Service Incident - 2nd of November 2022 - Temporary database unavailability – Ans

Incident summary

Our auto scaling scaled too aggressively, causing our database to run out of memory. The database rebooted itself, which resolved the issue.
The issue was noticed by our performance and error monitoring tool on Wednesday the 2nd of November at 13:39. The technical team started an investigation right away and at 13:43 the cause was identified.

Leadup

The release of October 16th 2022 introduced a new auto scaling algorithm to better scale our application and background servers based on the expected usage of our platform in an automated way.

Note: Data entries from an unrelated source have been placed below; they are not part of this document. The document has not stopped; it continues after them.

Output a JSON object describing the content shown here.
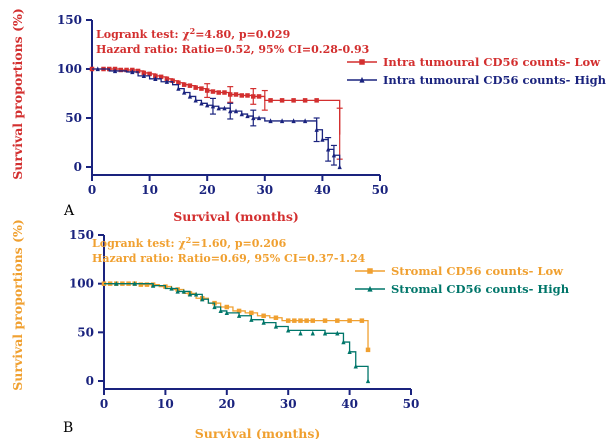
{
  "chart_data": [
    {
      "type": "line",
      "panel_label": "A",
      "xlabel": "Survival (months)",
      "ylabel": "Survival proportions (%)",
      "xlim": [
        0,
        50
      ],
      "ylim": [
        0,
        150
      ],
      "xticks": [
        "0",
        "10",
        "20",
        "30",
        "40",
        "50"
      ],
      "yticks": [
        "0",
        "50",
        "100",
        "150"
      ],
      "annotations": [
        "Logrank test: χ²=4.80, p=0.029",
        "Hazard ratio: Ratio=0.52, 95% CI=0.28-0.93"
      ],
      "legend_position": "right",
      "axis_color": "#1a237e",
      "label_color": "#d32f2f",
      "series": [
        {
          "name": "Intra tumoural CD56 counts- Low",
          "color": "#d32f2f",
          "marker": "square",
          "x": [
            0,
            2,
            5,
            7,
            8,
            9,
            10,
            11,
            12,
            13,
            14,
            15,
            16,
            17,
            18,
            19,
            20,
            21,
            22,
            24,
            26,
            27,
            28,
            30,
            31,
            43
          ],
          "y": [
            100,
            100,
            99,
            99,
            98,
            96,
            95,
            93,
            92,
            90,
            88,
            86,
            84,
            83,
            81,
            80,
            78,
            77,
            76,
            74,
            73,
            73,
            72,
            68,
            68,
            33
          ],
          "censored": [
            {
              "x": 0,
              "y": 100
            },
            {
              "x": 2,
              "y": 100
            },
            {
              "x": 3,
              "y": 100
            },
            {
              "x": 4,
              "y": 100
            },
            {
              "x": 5,
              "y": 99
            },
            {
              "x": 6,
              "y": 99
            },
            {
              "x": 7,
              "y": 99
            },
            {
              "x": 8,
              "y": 98
            },
            {
              "x": 9,
              "y": 96
            },
            {
              "x": 10,
              "y": 95
            },
            {
              "x": 11,
              "y": 93
            },
            {
              "x": 12,
              "y": 92
            },
            {
              "x": 13,
              "y": 90
            },
            {
              "x": 14,
              "y": 88
            },
            {
              "x": 15,
              "y": 86
            },
            {
              "x": 16,
              "y": 84
            },
            {
              "x": 17,
              "y": 83
            },
            {
              "x": 18,
              "y": 81
            },
            {
              "x": 19,
              "y": 80
            },
            {
              "x": 20,
              "y": 78
            },
            {
              "x": 21,
              "y": 77
            },
            {
              "x": 22,
              "y": 76
            },
            {
              "x": 23,
              "y": 76
            },
            {
              "x": 24,
              "y": 74
            },
            {
              "x": 25,
              "y": 74
            },
            {
              "x": 26,
              "y": 73
            },
            {
              "x": 27,
              "y": 73
            },
            {
              "x": 28,
              "y": 72
            },
            {
              "x": 29,
              "y": 72
            },
            {
              "x": 31,
              "y": 68
            },
            {
              "x": 33,
              "y": 68
            },
            {
              "x": 35,
              "y": 68
            },
            {
              "x": 37,
              "y": 68
            },
            {
              "x": 39,
              "y": 68
            }
          ],
          "error_bars": [
            {
              "x": 20,
              "y": 78,
              "lo": 71,
              "hi": 85
            },
            {
              "x": 24,
              "y": 74,
              "lo": 66,
              "hi": 82
            },
            {
              "x": 28,
              "y": 72,
              "lo": 64,
              "hi": 80
            },
            {
              "x": 30,
              "y": 68,
              "lo": 58,
              "hi": 78
            },
            {
              "x": 43,
              "y": 33,
              "lo": 8,
              "hi": 60
            }
          ]
        },
        {
          "name": "Intra tumoural CD56 counts- High",
          "color": "#1a237e",
          "marker": "triangle",
          "x": [
            0,
            3,
            6,
            8,
            10,
            12,
            14,
            15,
            16,
            17,
            18,
            19,
            20,
            21,
            22,
            24,
            26,
            27,
            28,
            30,
            39,
            40,
            41,
            42,
            43
          ],
          "y": [
            100,
            98,
            97,
            93,
            90,
            87,
            84,
            80,
            76,
            72,
            68,
            65,
            63,
            62,
            60,
            57,
            54,
            52,
            50,
            47,
            38,
            28,
            18,
            12,
            0
          ],
          "censored": [
            {
              "x": 1,
              "y": 100
            },
            {
              "x": 4,
              "y": 98
            },
            {
              "x": 7,
              "y": 97
            },
            {
              "x": 9,
              "y": 93
            },
            {
              "x": 11,
              "y": 90
            },
            {
              "x": 13,
              "y": 87
            },
            {
              "x": 15,
              "y": 80
            },
            {
              "x": 16,
              "y": 76
            },
            {
              "x": 17,
              "y": 72
            },
            {
              "x": 18,
              "y": 68
            },
            {
              "x": 19,
              "y": 65
            },
            {
              "x": 20,
              "y": 63
            },
            {
              "x": 21,
              "y": 62
            },
            {
              "x": 22,
              "y": 60
            },
            {
              "x": 23,
              "y": 60
            },
            {
              "x": 24,
              "y": 57
            },
            {
              "x": 25,
              "y": 57
            },
            {
              "x": 26,
              "y": 54
            },
            {
              "x": 27,
              "y": 52
            },
            {
              "x": 28,
              "y": 50
            },
            {
              "x": 29,
              "y": 50
            },
            {
              "x": 31,
              "y": 47
            },
            {
              "x": 33,
              "y": 47
            },
            {
              "x": 35,
              "y": 47
            },
            {
              "x": 37,
              "y": 47
            },
            {
              "x": 39,
              "y": 38
            },
            {
              "x": 40,
              "y": 28
            },
            {
              "x": 41,
              "y": 18
            },
            {
              "x": 42,
              "y": 12
            },
            {
              "x": 43,
              "y": 0
            }
          ],
          "error_bars": [
            {
              "x": 21,
              "y": 62,
              "lo": 54,
              "hi": 70
            },
            {
              "x": 24,
              "y": 57,
              "lo": 49,
              "hi": 65
            },
            {
              "x": 28,
              "y": 50,
              "lo": 42,
              "hi": 58
            },
            {
              "x": 39,
              "y": 38,
              "lo": 26,
              "hi": 50
            },
            {
              "x": 41,
              "y": 18,
              "lo": 6,
              "hi": 30
            },
            {
              "x": 42,
              "y": 12,
              "lo": 2,
              "hi": 22
            }
          ]
        }
      ]
    },
    {
      "type": "line",
      "panel_label": "B",
      "xlabel": "Survival (months)",
      "ylabel": "Survival proportions (%)",
      "xlim": [
        0,
        50
      ],
      "ylim": [
        0,
        150
      ],
      "xticks": [
        "0",
        "10",
        "20",
        "30",
        "40",
        "50"
      ],
      "yticks": [
        "0",
        "50",
        "100",
        "150"
      ],
      "annotations": [
        "Logrank test: χ²=1.60, p=0.206",
        "Hazard ratio: Ratio=0.69, 95% CI=0.37-1.24"
      ],
      "legend_position": "right",
      "axis_color": "#1a237e",
      "label_color": "#f0a030",
      "series": [
        {
          "name": "Stromal CD56 counts- Low",
          "color": "#f0a030",
          "marker": "square",
          "x": [
            0,
            6,
            9,
            11,
            13,
            15,
            17,
            19,
            21,
            23,
            25,
            27,
            29,
            43
          ],
          "y": [
            100,
            99,
            97,
            94,
            90,
            85,
            80,
            76,
            72,
            70,
            67,
            65,
            62,
            32
          ],
          "censored": [
            {
              "x": 0,
              "y": 100
            },
            {
              "x": 1,
              "y": 100
            },
            {
              "x": 2,
              "y": 100
            },
            {
              "x": 3,
              "y": 100
            },
            {
              "x": 4,
              "y": 100
            },
            {
              "x": 5,
              "y": 100
            },
            {
              "x": 6,
              "y": 99
            },
            {
              "x": 7,
              "y": 99
            },
            {
              "x": 8,
              "y": 99
            },
            {
              "x": 10,
              "y": 97
            },
            {
              "x": 12,
              "y": 94
            },
            {
              "x": 14,
              "y": 90
            },
            {
              "x": 16,
              "y": 85
            },
            {
              "x": 18,
              "y": 80
            },
            {
              "x": 20,
              "y": 76
            },
            {
              "x": 22,
              "y": 72
            },
            {
              "x": 24,
              "y": 70
            },
            {
              "x": 26,
              "y": 67
            },
            {
              "x": 28,
              "y": 65
            },
            {
              "x": 30,
              "y": 62
            },
            {
              "x": 31,
              "y": 62
            },
            {
              "x": 32,
              "y": 62
            },
            {
              "x": 33,
              "y": 62
            },
            {
              "x": 34,
              "y": 62
            },
            {
              "x": 36,
              "y": 62
            },
            {
              "x": 38,
              "y": 62
            },
            {
              "x": 40,
              "y": 62
            },
            {
              "x": 42,
              "y": 62
            },
            {
              "x": 43,
              "y": 32
            }
          ],
          "error_bars": []
        },
        {
          "name": "Stromal CD56 counts- High",
          "color": "#00766a",
          "marker": "triangle",
          "x": [
            0,
            8,
            10,
            12,
            14,
            16,
            17,
            18,
            19,
            20,
            22,
            24,
            26,
            28,
            30,
            36,
            39,
            40,
            41,
            43
          ],
          "y": [
            100,
            98,
            95,
            92,
            89,
            84,
            80,
            76,
            72,
            70,
            67,
            63,
            60,
            56,
            52,
            49,
            40,
            30,
            15,
            0
          ],
          "censored": [
            {
              "x": 2,
              "y": 100
            },
            {
              "x": 5,
              "y": 100
            },
            {
              "x": 8,
              "y": 98
            },
            {
              "x": 11,
              "y": 95
            },
            {
              "x": 12,
              "y": 92
            },
            {
              "x": 13,
              "y": 92
            },
            {
              "x": 14,
              "y": 89
            },
            {
              "x": 15,
              "y": 89
            },
            {
              "x": 16,
              "y": 84
            },
            {
              "x": 18,
              "y": 76
            },
            {
              "x": 19,
              "y": 72
            },
            {
              "x": 20,
              "y": 70
            },
            {
              "x": 22,
              "y": 67
            },
            {
              "x": 24,
              "y": 63
            },
            {
              "x": 26,
              "y": 60
            },
            {
              "x": 28,
              "y": 56
            },
            {
              "x": 30,
              "y": 52
            },
            {
              "x": 32,
              "y": 49
            },
            {
              "x": 34,
              "y": 49
            },
            {
              "x": 36,
              "y": 49
            },
            {
              "x": 38,
              "y": 49
            },
            {
              "x": 39,
              "y": 40
            },
            {
              "x": 40,
              "y": 30
            },
            {
              "x": 41,
              "y": 15
            },
            {
              "x": 43,
              "y": 0
            }
          ],
          "error_bars": []
        }
      ]
    }
  ]
}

The algorithm scaled too aggressively causing over 1000 connections to the database.
Next to the amount of connections, a change in the codebase caused certain database queries to use more database memory that required while a digital test was taking place. The database server restarted itself due to the increase of database connections and lack of free-able memory.

Impact

The database server rebooted itself in one minute after it went down. During the reboot of the database server, all requests accessing the database were affected by the issue. An example of a request is: Ans attempting to save an answer given by a single participant in a digital test. Between 13:39 and 13:40, around 2975 of the 7162 requests failed (41%). The schools that were conducting digital tests have been informed with a list of the assignments that were ongoing and impacted by this issue. The requests of the participants that were taking a digital test have been retried once the database server was up again.

Response

The Development Team responded to the incident with an investigation into the issue. The issue was identified at 13:43. After identifying the issue, the Development Team started looking into possible solutions. At 14:18, the Development Team started working on several fixes for the issue. The first solution was to improve the database queries that were changed with the release of October 16th. The database query has been improved by adding an index which increases the speed of the database queries and reduces the amount of necessary memory. The second solution was to increase the amount of memory in the database. The first solution was deployed as a hotfix at 21:53 and the second solution was deployed as a hotfix at 22:36.

Recovery

The Development Team has implemented a few measures to prevent this from happening again:

Increased the memory size of the database server.
Made future plans (targeted for Q4 2022) to improve the configuration of the database server settings, which will improve the database server memory usage.
Made improvements to the database queries that affect performance while taking a digital test,
Improved the monitoring on database memory usage, so we are notified earlier in case of low freeable memory.
The performance improvements and increase of memory size have been hotfixed the same day.

Timeline

All times are CET.
2nd of November 2022

13:39 - Performance monitoring reports an outage with a lot of errors.
13:40 - Issue resolved itself by a reboot of the database.
13:40 - Development Team starts an investigation of issue.
13:43 - Development Team has identified the cause of the issue.
13:44 - Development Team starts looking into possible solutions for the issue.
14:16 - First notification of a customer towards Ans of error messages.
14:48 - Development Team starts working on the fixes of the possible solutions.
20:50 - The first hotfix which improves the performance of taking a digital test is ready.
21:42 - The second hotfix which increases the memory size of the database server is ready.
21:53 - The first hotfix is deployed.
22:36 - The second hotfix is deployed.